There are many milestones that you will have with your family, especially during the preschool years. To name a few, you will see them be born, eat solid foods, get their first-hair cut, and their first food that makes them have a weird face that grandparents love to record. But none in my opinion is more exciting than potty training! Saying goodbye to diapers, you think wouldn’t be that exciting, but you would be wrong. The idea that you don’t have to buy diapers anymore, that you can use that money for something else than being defecated in, is such a great feeling.
Being diaper-free is a great moment for every parent. No parent looks back and say’s “I wish ______ could be back diapers again.” Although it is a great feeling it, unfortunately, isn’t easy when you are going through potty training. Potty training can be the most tiring, most aggravating, most hair-pulling experience a parent will have in their child’s life. For some it’s no big deal, their child learns quickly and has no problems. But for others, it is a test of will, of endurance, and of patience.
If you want a surefire way to potty training with no fuss or mess, then you are misguided. There are plenty of blogs, books, websites, and advice columns telling us the best way to potty train, but I believe there is not one method or belief that fits all children. Why? It’s because every child is different, from their temperaments to their cognitive skills. Some parents are convinced to have their child ready before two while others wait until right before they start attending preschool. One child might be able to be trained in the one-day method while the other won’t until they are ready. There is not one method that works for every child.
Though the methods are different and plentiful, there are some good indicators of when to start. Here are some basics that I think help, especially if this is your first child.
- Can they understand basic directions?
- Are they able to hold their bladder for a few hours?
- Do they complain or not like being in a dirty diaper?
Typically if they are showing those indicators, you are ready to go into potty training. Like I said, some parents will start sooner, that is up to your family and sanity of when to start, but I think if they are doing at the least one of these three indicators, go for it. Mayo Clinic has some other indicators to ask before starting, which you can check out here.
If your child is ready, the next important step is to get a routine. Routines vary from family to family, so be flexible to your own family, but you need to be consistent. If you want your child to be consistent, you need to be consistent in training. Routines will never happen if you are unable to create consistency. When they wake up, put them on the toilet. Before bath time, put them on the toilet. Before you leave the house, put them on the toilet. Create a routine and be consistent that is flexible to your family.
The final step and one that any method will tell you because it is the most important is to praise them for achieving but show grace when they accidents.
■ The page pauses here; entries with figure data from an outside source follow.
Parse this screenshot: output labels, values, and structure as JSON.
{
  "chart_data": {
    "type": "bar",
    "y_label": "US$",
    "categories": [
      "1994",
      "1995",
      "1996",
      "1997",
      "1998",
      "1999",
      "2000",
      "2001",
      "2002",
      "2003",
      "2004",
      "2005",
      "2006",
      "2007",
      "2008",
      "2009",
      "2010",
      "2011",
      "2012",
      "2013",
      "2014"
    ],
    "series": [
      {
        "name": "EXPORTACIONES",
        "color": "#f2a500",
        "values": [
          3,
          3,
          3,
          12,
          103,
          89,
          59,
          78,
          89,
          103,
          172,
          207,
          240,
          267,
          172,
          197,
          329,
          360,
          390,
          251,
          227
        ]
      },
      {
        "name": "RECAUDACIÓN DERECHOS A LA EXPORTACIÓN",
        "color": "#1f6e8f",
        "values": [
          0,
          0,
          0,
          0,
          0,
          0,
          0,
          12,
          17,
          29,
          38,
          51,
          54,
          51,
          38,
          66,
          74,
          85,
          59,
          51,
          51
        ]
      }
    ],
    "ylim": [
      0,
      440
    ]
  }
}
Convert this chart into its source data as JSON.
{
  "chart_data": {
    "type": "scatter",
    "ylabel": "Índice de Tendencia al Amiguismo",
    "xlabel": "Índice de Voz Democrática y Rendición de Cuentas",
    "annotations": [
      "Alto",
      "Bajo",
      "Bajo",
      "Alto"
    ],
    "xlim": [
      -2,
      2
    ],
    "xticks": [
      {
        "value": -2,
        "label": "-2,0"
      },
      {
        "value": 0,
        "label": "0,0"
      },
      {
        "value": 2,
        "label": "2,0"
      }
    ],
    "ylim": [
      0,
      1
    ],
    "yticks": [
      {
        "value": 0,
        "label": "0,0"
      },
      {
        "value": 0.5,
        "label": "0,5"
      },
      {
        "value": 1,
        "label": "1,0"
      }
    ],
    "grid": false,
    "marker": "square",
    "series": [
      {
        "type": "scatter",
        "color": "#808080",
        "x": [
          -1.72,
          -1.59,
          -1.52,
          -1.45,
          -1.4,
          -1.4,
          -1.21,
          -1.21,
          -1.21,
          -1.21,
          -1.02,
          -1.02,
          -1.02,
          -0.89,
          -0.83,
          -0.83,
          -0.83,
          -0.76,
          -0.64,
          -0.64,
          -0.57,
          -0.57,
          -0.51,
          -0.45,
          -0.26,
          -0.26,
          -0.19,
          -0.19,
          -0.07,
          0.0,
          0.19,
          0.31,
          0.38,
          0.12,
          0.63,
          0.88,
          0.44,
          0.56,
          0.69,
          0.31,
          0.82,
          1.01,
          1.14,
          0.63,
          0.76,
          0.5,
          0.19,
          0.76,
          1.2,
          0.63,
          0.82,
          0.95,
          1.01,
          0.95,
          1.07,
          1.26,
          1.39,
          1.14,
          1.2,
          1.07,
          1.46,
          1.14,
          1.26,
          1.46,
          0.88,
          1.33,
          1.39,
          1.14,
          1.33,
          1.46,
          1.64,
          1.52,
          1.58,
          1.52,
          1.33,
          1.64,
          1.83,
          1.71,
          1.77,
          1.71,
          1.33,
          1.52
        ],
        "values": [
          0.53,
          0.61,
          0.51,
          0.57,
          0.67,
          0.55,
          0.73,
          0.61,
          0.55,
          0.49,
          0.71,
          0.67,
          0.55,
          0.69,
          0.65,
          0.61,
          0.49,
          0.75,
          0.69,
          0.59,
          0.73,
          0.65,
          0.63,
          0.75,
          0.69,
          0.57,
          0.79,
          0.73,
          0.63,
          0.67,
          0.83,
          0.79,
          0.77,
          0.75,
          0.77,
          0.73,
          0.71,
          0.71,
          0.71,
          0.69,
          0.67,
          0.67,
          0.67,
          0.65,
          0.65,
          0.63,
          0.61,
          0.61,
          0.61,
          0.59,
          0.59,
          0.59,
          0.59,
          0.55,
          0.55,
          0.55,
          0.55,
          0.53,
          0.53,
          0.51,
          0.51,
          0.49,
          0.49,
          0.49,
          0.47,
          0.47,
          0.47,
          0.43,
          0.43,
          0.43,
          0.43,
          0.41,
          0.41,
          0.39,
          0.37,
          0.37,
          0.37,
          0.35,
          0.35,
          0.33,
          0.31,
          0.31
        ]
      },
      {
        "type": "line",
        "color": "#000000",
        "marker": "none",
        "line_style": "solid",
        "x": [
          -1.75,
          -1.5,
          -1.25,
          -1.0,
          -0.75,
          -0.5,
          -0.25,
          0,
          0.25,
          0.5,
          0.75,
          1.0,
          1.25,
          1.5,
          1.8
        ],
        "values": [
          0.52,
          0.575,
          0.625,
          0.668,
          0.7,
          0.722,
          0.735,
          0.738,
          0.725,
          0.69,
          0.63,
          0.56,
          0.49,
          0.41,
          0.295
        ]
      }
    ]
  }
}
Your child will eventually figure it out, but they most likely will have accidents afterwards. Praise them for their accomplishments, but also handle their shortcomings with grace. If you start that mentality right now, while they are young then you are building a Christ-like attitude in your family that will have a long-standing impact. Because eventually, your child will grow up, and they will have accomplishments that deserve praises, but they will also have setbacks and failures that need to filled with grace.
Whatever method you use for potty training is up to you, if you want a list of different methods you can check out Potty Training Techniques from parentingscience.com.But whatever method you choose, remember to be consistent, and to praise for accomplishments and show grace when they have accidents.